"Portugal é mais importante no livro do que se pensa. Porque tenho muitas fontes que vivem no Vaticano que são portugueses" disse Frédéric Martel em entrevista à agência Lusa, explicando, contudo, que não revela as suas identidades para sua proteção.
Lançado mundialmente a 21 de fevereiro, o livro foi escrito depois de quatro anos de investigação no Vaticano e em 30 países, incluindo Portugal, e da inquirição de 1.500 testemunhas, entre as quais 41 cardeais, 52 bispos e monsenhores, 45 núncios apostólicos e embaixadores estrangeiros e mais de duzentos padres e seminaristas.
Em Portugal, explica, teve muitos informadores e por isso deslocou-se a Lisboa e ao Porto duas vezes, assim como alguns que vivem no Vaticano, e agora, com a obra completa, assegura que foram fundamentais para a investigação.
"Quero agradecer embora não os possa citar, mas foram muito úteis", disse Frédéric Martel referindo-se às suas fontes portuguesas.
O sociólogo, escritor e jornalista afirma ainda ter ficado surpreendido com a forma serena dos padres "gay" portugueses, explicando que os clérigos (incluindo os homossexuais) são, na generalidade, muito homofóbicos, mas que esse não é caso dos portugueses.

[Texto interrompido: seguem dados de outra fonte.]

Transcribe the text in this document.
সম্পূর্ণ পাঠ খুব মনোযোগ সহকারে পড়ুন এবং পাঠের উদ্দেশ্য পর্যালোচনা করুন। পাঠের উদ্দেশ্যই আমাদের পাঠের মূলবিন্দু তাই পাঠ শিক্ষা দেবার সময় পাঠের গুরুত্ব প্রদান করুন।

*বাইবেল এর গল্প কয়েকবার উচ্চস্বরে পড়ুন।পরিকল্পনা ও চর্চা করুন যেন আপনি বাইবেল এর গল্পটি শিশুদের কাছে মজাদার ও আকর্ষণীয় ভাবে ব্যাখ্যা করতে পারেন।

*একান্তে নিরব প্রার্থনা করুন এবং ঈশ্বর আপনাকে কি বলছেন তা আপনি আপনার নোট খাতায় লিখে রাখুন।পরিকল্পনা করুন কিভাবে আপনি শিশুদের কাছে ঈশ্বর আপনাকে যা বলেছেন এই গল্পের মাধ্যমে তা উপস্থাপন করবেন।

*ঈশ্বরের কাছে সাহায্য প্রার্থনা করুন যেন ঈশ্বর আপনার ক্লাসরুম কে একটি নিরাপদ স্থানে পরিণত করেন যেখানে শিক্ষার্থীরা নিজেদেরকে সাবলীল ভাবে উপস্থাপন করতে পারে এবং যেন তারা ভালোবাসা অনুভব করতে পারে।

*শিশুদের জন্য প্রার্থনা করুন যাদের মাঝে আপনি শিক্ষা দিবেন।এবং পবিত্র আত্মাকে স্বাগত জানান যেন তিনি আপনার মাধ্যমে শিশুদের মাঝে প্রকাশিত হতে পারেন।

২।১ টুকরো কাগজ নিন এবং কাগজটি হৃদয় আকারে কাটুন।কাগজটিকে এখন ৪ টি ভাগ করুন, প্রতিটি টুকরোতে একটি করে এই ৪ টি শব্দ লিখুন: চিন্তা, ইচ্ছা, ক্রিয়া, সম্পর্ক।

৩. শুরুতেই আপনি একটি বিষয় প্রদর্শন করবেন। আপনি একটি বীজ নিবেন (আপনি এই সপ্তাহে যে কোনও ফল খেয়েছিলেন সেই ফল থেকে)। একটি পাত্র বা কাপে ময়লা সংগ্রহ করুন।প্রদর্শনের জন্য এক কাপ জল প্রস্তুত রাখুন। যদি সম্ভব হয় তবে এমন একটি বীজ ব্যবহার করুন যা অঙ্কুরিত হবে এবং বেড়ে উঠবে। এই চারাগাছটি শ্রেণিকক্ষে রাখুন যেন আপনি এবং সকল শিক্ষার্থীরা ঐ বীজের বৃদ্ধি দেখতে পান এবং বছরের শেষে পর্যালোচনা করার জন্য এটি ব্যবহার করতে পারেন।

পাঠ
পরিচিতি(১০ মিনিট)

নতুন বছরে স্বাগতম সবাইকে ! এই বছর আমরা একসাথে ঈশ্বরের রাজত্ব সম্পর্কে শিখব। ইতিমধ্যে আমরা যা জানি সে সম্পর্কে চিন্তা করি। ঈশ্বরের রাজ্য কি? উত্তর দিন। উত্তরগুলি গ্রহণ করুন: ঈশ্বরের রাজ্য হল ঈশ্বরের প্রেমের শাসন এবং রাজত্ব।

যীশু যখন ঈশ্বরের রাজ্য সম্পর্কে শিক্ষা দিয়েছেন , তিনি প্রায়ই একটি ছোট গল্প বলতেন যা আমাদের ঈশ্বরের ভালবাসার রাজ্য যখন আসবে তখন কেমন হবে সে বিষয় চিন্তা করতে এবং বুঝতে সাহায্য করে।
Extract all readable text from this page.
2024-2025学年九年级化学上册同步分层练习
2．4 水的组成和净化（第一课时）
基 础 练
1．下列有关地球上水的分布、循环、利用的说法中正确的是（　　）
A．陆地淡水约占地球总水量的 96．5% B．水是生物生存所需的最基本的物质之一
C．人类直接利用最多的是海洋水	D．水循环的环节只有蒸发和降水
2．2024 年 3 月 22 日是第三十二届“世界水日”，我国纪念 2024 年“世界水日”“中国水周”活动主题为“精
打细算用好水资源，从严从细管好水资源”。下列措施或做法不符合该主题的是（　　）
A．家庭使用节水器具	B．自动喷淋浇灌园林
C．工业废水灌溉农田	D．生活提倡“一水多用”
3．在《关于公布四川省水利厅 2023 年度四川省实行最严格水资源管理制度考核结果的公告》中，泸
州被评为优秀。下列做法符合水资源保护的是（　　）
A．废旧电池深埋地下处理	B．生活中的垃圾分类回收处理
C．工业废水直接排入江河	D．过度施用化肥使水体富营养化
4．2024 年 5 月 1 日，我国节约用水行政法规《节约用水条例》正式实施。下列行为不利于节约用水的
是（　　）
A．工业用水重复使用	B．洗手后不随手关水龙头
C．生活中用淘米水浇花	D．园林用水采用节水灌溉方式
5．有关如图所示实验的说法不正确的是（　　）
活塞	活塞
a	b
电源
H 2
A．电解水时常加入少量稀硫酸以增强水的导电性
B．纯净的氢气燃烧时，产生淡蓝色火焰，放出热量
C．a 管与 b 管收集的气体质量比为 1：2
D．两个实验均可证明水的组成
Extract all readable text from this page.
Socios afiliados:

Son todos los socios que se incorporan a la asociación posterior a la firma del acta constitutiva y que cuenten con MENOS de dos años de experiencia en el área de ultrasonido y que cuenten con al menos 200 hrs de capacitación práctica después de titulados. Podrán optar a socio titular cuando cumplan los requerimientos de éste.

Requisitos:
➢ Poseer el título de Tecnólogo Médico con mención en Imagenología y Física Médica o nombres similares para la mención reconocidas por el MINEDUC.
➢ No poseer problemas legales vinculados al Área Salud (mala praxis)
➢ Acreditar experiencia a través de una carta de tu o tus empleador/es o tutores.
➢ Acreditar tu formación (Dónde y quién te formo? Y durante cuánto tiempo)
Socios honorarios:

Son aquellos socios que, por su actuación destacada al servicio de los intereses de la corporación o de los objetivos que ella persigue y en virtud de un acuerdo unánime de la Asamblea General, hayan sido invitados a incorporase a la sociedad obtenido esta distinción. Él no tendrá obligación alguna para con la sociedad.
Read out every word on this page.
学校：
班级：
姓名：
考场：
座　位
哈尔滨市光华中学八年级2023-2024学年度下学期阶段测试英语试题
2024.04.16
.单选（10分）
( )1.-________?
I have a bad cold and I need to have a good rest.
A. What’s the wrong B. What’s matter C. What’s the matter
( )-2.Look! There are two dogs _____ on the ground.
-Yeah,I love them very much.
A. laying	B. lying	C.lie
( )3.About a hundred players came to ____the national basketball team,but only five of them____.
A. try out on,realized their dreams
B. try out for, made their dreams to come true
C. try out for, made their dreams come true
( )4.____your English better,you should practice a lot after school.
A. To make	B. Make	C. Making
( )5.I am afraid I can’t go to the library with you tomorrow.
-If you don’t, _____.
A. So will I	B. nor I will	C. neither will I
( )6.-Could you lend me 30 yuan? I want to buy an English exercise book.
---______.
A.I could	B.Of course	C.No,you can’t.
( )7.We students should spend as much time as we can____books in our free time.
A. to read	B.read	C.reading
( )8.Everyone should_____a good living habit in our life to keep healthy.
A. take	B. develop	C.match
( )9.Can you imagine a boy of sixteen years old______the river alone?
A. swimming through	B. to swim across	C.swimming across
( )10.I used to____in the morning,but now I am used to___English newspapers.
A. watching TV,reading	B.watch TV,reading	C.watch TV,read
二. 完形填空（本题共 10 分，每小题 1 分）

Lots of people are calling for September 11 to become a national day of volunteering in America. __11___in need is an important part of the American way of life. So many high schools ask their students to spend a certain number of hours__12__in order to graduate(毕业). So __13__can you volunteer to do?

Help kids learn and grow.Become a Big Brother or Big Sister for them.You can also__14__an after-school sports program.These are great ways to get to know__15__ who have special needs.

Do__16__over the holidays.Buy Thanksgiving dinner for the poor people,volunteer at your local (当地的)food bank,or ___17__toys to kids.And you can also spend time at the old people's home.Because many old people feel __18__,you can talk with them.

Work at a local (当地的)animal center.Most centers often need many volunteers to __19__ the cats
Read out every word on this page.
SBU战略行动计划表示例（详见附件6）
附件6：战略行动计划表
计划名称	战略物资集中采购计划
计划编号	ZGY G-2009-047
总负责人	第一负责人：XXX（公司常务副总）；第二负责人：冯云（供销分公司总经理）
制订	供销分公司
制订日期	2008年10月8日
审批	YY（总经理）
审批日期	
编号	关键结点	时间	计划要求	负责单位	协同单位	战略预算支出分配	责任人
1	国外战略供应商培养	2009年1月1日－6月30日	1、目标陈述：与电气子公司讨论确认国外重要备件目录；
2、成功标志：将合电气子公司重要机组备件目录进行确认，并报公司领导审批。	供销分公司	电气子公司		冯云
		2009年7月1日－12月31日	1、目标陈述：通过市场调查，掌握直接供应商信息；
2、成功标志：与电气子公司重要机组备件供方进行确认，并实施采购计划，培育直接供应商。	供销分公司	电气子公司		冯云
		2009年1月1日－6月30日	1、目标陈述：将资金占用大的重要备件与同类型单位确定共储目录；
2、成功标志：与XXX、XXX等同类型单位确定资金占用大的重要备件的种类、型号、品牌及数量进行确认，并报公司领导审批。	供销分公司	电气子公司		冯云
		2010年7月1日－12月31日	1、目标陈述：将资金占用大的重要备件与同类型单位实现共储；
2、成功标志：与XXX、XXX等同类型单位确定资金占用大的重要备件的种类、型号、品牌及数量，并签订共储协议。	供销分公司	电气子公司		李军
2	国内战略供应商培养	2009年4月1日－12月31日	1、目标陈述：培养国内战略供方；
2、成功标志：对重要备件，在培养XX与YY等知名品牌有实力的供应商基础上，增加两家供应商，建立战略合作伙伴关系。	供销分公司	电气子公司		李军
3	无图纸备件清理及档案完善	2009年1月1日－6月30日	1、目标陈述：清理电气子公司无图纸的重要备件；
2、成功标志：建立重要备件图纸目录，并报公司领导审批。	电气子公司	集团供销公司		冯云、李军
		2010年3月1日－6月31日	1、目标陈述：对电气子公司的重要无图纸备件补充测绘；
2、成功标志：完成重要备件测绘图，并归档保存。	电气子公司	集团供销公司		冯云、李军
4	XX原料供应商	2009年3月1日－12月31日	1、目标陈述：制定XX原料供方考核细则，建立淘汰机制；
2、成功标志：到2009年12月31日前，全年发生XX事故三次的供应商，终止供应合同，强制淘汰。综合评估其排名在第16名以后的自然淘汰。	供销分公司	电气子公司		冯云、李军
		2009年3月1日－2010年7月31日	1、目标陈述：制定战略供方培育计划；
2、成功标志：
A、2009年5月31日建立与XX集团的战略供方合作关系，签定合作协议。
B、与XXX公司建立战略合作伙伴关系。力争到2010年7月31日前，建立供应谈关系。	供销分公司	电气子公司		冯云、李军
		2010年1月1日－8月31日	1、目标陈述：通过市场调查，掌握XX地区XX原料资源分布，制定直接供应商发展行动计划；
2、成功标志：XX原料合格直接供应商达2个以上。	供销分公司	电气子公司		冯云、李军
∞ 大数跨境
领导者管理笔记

"Não são obcecados com a questão. Vivem a sua vida. Na verdade, são também uma vítima de um sistema que não conseguem mudar embora procurem uma solução. Ajudaram-me", disse, adiantando que lhe forneceram dezenas de contactos.
Na publicação "No armário do Vaticano", Frédéric Martel diz que o Vaticano tem uma das comunidades homossexuais mais elevadas do mundo e que a lógica do segredo da Igreja quanto a esta questão é visível em todos os países que visitou.
"Vi a mesma lógica, a mesma sociologia em todo o lado: Brasil, Chile, Argentina, Alemanha, Espanha e Portugal. É todo um sistema do segredo", frisou, observando que o livro pretende apenas falar da verdade.
Assumindo-se como homossexual e explicando que por isso mesmo conseguiu perceber alguns códigos, Frédéric Martel defende que o problema não é a homossexualidade, mas sim a hipocrisia, a esquizofrenia, a vida dupla que o livro desvenda.
"Todo o sistema é perverso, todo o sistema é uma grande mentira e nós precisamos de falar a verdade", sustentou, explicando que não pretendeu escrever sobre escândalos nem o seu livro é um ataque à Igreja ou aos padres, pelo contrário.
Na verdade, prosseguiu, a pesquisa agora publicada pretende mostrar uma realidade que todos sabiam que existia, mas da qual não tinham a prova.
O bispo português Carlos Azevedo foi um dos contactos que teve durante a sua investigação.
Considerado o homem chave do papa Bento XVI em Portugal, Carlos Azevedo era o bispo auxiliar de Lisboa e vice-reitor da Universidade Católica, uma figura em ascensão que o papa pretendia nomear patriarca de Lisboa, o que nunca aconteceu, afirma, por causa da sua homossexualidade.
O papa emérito escolheu um "closeted" (alguém que esconde a homossexualidade), escreve Frédéric Martel, e que acabou por ver a sua carreira comprometida exatamente por rumores sobre a homossexualidade, tendo este sido abandonado por todos os seus amigos portugueses, repudiado pelo núncio e abandonado à sua sorte pelo cardeal José Policarpo, "porque apoiá-lo seria correr o risco de ser, por sua vez, apontado a dedo".
"Foi punido. Devia ter sido cardeal e patriarca de Lisboa e foi marginalizado e isso é injusto e se existe justiça no mundo ele deveria ser cardeal", declarou.
Sobre o papa Francisco, Frédéric Martel, considera que é um homem corajoso que está "no meio de uma guerrilha".
"Se compararmos com João Paulo II e Bento XVI, o papa Francisco é corajoso e está a ser atacado por cardeais que são homofóbicos. Está no meio de uma cabala e é importante explicar o que se passa e proteger este papa que está no meio de uma guerrilha com cardeais que o atacam e isso é tão injusto", defendeu.
O livro "No Armário do Vaticano", editado em Portugal pela Sextante editora, é já o número um de vendas em França e um 'best-seller' em Itália, Bélgica, Suíça, Holanda e Estados Unidos. Em 700 páginas descreve com detalhe um segredo que o autor considera ser um dos maiores dos últimos 50 anos.